Dona Marina







Nesta manhã  chuvosa,fria de outono,lembrei-me que,já
passaram quarenta e duas primaveras,quando o grande cirurgião cardiovascular Zerbini discursou em minha formatura de medicina!
Na imaturidade própria do jovem formado,exultava-me ao fazer o diagnóstico de doença rara e que poria fim a existência de uma vida,mas,que minha cultura médica era expoente...
Ah!Quão tolo e insensato médico seria,não fosse a ajuda de minhas crianças pacientes...
Imagens passam a minha frente,ainda que desbotadas,mas que guardam em minha mente,com meridiana clareza,as experiências alegres e tristes de seus destinos.
Poderia,enfim,talvez escrever um livro de memórias de minha atuação,porem,narrarei um fato que marcou a minha vida.Aprendi que o médico não deveria se envolver emocionalmente com seus pacientes,para não interferir em sua analise,mas,como? Convivemos com as angustias,sofrimentos físicos,humanos e .com o evolver dos anos,tornamos compassivos.O verdadeiro profissional deve deitar,silenciosamente,suas lágrimas em dobro,quando diante do sofrimento alheio.
Na semana que passou,recebi um comentário,pelo menos,original do grande pediatra Helio Rocha a meu respeito.Dizia ele,com seu modo humorado:”Antonio Carlos,você sempre foi um poeta que brincou como um grande pediatra”.A palavra “grande” debito a sua imensa bondade...
O amigo leitor deve estar,então,pensando:Mas,por que não inicia,logo,a narrativa?
Gostaria,então de lhe dizer,paciente leitor que não falarei de minha atuação como pediatra,mas da experiência de maestro de coral!
Agora,é que o pobre do leitor ameaça abandonar esta crônica,no que me apressarei a dizer do real conteúdo humano.

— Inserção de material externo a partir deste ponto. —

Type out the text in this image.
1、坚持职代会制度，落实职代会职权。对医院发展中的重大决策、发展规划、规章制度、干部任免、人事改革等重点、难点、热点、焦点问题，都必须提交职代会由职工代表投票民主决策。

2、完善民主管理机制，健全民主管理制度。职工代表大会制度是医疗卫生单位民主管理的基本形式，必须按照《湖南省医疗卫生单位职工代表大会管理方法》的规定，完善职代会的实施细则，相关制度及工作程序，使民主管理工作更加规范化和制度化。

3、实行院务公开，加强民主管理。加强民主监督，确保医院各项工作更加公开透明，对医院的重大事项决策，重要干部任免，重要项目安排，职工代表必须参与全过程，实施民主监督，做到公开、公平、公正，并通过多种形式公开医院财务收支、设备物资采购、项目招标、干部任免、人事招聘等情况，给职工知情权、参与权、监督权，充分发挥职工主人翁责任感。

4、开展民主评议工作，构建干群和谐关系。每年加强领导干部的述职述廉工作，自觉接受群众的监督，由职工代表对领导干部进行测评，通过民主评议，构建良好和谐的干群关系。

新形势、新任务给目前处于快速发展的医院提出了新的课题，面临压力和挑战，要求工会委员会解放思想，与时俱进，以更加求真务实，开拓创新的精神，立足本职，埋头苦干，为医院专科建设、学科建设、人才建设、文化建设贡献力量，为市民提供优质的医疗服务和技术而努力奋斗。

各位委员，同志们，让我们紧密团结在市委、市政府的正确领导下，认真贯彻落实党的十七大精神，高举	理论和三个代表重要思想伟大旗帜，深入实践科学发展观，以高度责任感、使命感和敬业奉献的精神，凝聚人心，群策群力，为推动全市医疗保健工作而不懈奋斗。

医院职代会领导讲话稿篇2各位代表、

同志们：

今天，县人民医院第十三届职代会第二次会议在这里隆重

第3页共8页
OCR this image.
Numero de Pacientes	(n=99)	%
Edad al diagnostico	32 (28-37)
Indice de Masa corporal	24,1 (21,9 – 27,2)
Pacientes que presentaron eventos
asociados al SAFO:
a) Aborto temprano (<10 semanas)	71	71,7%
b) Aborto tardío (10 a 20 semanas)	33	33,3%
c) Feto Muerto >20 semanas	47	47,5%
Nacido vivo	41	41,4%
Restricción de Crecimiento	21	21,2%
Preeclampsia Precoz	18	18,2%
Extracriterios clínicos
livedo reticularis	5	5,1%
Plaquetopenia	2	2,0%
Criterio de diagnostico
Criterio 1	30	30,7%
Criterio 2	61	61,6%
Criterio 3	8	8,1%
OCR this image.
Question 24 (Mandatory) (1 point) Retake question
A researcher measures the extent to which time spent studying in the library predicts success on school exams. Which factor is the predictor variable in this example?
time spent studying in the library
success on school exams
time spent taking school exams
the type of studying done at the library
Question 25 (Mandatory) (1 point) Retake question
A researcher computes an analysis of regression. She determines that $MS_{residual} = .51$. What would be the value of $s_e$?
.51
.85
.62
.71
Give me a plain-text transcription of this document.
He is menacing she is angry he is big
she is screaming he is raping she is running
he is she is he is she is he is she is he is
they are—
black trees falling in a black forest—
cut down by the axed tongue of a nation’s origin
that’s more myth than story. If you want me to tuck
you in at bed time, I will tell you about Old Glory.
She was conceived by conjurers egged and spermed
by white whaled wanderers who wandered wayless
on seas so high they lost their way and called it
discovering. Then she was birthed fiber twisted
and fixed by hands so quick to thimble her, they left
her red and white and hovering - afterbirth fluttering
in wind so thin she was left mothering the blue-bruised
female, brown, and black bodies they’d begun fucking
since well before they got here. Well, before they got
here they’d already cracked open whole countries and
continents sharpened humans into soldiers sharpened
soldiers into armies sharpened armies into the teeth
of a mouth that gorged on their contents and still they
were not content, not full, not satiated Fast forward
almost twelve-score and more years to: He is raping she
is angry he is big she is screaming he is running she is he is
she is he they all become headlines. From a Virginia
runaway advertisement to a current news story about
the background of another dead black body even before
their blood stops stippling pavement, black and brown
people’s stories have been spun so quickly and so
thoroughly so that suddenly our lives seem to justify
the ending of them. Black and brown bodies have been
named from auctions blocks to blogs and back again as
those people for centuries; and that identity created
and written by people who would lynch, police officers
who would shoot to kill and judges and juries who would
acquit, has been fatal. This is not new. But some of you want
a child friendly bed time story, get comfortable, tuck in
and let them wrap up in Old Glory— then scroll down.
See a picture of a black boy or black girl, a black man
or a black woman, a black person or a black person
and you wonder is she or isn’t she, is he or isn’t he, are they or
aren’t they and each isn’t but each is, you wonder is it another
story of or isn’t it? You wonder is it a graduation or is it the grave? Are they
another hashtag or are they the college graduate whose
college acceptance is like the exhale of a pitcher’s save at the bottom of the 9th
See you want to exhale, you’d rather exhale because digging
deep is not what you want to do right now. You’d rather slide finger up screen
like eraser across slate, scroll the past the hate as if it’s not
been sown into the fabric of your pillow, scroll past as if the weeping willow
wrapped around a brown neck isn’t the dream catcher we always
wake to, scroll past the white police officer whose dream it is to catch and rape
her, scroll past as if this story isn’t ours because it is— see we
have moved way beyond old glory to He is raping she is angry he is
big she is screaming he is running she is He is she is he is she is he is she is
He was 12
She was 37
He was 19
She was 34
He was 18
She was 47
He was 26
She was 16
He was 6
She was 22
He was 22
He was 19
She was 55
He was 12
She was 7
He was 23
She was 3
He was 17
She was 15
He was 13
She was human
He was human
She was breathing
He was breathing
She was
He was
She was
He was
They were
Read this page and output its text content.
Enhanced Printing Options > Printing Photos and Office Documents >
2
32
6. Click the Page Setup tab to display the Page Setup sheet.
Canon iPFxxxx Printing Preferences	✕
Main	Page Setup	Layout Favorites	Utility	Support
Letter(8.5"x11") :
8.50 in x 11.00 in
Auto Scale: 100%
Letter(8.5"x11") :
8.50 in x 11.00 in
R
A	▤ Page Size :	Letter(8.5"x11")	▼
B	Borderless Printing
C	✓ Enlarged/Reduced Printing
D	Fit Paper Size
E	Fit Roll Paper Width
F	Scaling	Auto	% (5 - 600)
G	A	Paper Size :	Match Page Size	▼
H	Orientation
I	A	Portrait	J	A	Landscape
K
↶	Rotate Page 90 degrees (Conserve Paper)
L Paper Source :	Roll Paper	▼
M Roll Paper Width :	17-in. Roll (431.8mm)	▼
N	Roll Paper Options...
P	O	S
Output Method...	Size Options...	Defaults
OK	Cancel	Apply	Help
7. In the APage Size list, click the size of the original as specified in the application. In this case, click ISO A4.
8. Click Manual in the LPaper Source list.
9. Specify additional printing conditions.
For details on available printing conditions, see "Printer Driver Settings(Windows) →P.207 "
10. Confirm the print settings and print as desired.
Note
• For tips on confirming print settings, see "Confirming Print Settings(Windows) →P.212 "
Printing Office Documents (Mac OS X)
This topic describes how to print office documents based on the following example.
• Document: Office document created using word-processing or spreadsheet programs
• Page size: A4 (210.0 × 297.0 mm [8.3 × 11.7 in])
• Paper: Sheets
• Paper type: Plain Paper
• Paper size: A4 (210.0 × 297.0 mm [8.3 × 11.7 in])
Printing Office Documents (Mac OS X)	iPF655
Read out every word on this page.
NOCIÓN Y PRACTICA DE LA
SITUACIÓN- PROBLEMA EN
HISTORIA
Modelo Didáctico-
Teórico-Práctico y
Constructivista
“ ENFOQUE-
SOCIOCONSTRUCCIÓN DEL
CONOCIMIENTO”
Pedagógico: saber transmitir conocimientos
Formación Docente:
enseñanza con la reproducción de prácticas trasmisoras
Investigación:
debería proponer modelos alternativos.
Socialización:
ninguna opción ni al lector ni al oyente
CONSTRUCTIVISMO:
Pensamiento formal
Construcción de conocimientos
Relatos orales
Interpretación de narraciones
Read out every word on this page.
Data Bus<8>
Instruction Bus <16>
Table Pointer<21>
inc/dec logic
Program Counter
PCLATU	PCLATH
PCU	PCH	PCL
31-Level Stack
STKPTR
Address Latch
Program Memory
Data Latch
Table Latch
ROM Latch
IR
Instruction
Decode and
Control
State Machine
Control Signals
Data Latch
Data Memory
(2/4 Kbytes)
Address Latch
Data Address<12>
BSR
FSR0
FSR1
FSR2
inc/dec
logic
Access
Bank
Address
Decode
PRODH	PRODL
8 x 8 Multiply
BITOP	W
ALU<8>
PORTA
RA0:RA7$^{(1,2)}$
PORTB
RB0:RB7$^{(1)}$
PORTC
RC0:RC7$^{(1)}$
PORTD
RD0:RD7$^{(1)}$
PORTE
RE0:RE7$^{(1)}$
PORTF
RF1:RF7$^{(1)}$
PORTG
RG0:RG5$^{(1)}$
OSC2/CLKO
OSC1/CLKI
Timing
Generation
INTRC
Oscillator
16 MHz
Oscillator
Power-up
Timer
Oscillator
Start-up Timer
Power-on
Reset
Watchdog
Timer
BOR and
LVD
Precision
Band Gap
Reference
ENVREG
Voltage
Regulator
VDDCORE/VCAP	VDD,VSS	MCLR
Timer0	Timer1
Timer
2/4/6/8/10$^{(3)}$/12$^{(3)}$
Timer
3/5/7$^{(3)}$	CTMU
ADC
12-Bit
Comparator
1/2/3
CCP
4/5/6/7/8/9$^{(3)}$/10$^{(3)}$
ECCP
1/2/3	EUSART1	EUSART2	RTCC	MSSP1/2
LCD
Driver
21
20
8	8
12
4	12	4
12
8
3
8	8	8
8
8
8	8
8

Há alguns anos,participávamos de um coral chamado “Vox Cordis”que interpretava músicas de domínio público,renascentistas.Na falta de quem regesse,deram-me este castigo!As apresentações começavam com a bela
peça “Amo-te muito”,do barroco mineiro,com sua letra florida,encerrando a mais bela poesia.A canção “Amo-te muito” passou a ser o hino do coral! A cada entrada de novo participante,saudávamos com a singela canção.
Entre as vozes femininas,encontraria a da Dona Marina,a mais idosa do grupo com seus mais de oitenta anos,assídua soprano.Apesar da claudicação devido a artrose avançada,dizia,certa vez:“Se minha perna não quiser vir,que fique em casa,mas,eu irei!”...Tal afirmação,lembrou-me o grande Ramana Maharish que,consumido por um câncer a devastar seus membros,dizia aos devotos:”Eu não sou estes braços!”...
Dona Marina impressionava pelo seu humor,alegria,sorriso permanente nos lábios.Soube que vivia só,em sua casinha e o ‘Vox Cordis’ era sua razão una de viver...
Quis,um dia que o destino a levasse a internação por uma grave doença.
Na condição de médico e responsável pelo grupo,fui fazer-lhe uma visita.
Amigo leitor,se já demonstrava sensibilidade a pequenas coisas da vida,aquela experiência transformou o meu ser...Como disse,uma vez,o grande Jean Claude Nahoun:”Hoje,abandono a medicina!”
Não a medicina insensível dos medalhões,que vibram por seus belos diagnósticos,sem perceber a dor profunda de seu paciente,mas,mais do que nunca,viveria a alegria e a tristeza de minhas crianças adoentadas...
Quando adentrei a seu quarto,vi aquele corpinho enfraquecido,envelhecido,totalmente aprisionado em tubos,cateteres a manter-lhe o sopro vital.
Quando Dona Marina me reconheceu,esforçou-se num sorriso e com extrema dificuldade,começou a cantar,levando suas enrugadas mãos como  que regendo um coro celestial.
“Amo-te muito,como as flores amam”...
Tentei,junto com ela,também cantar,mas,o pranto,dominou-me por inteiro e a Dona Marina interpretou pela sua última vez,aquela canção hino do Vox Cordis.
Deixei o hospital com uma sensação de alivio,paz e saudade,ainda que na presença daquela senhora tão simples...A Dona Marina ensinou-me a viver cada dia como se o último fosse e vibrar com as “coisas’ pequenas.
Obrigado,muito obrigado Dona Marina!